Adena Friedman, president of exchange group Nasdaq OMX, has gone further – and publicly stated she thinks concerns about a new tech sector bubble are wildly overblown. The Nasdaq Composite index briefly hit 5,000 points last week, its highest level since the peak of the tech bubble 15 years ago.

“I was there in 2000. It was a very, very different index then. If you look at the index today, we now have three of the five largest companies in the world,” said Ms. Friedman. “I personally think that tech is in a huge growth phase,” she said. “There is a rationale for the types of valuations that these companies are getting based on the growth opportunity globally for technology and biotech.”

The essential reality is most startups actually fail, which makes a landscape supporting so many high value startups  a little scary – as it seems certain some firms with lots of investor money tied up in them will fail.

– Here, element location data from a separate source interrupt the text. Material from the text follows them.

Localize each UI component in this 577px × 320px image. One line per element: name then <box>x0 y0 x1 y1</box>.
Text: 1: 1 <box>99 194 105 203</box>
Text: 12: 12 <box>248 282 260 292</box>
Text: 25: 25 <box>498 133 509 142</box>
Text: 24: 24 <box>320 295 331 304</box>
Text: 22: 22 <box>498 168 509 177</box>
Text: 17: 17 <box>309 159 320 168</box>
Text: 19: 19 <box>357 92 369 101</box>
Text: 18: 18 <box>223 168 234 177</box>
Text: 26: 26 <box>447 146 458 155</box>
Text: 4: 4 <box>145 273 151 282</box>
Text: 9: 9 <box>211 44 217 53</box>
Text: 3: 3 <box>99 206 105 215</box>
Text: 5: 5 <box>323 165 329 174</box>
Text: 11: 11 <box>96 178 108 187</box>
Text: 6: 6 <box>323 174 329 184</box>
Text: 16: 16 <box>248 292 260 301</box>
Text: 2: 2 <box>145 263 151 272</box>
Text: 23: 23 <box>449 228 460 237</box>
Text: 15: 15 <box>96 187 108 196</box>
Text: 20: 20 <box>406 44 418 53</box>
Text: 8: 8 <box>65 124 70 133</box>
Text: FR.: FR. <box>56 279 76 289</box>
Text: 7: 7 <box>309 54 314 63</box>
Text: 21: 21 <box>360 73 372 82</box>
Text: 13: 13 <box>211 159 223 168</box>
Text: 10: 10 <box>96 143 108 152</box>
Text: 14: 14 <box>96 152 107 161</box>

However, that fact alone does not necessarily predict doom – as Karen Webster pointed out in a recent commentary, many big ideas have come in gone in the years that the bubble pop has been forecasted as imminent. So far no catastrophic chain reaction has happened.

So is the bubble real? From the inside, it is probably impossible to say. But PYMNTS will keep track of the investments week by week, so you can watch the market explode (or the bubble expand) in real time, with the best data.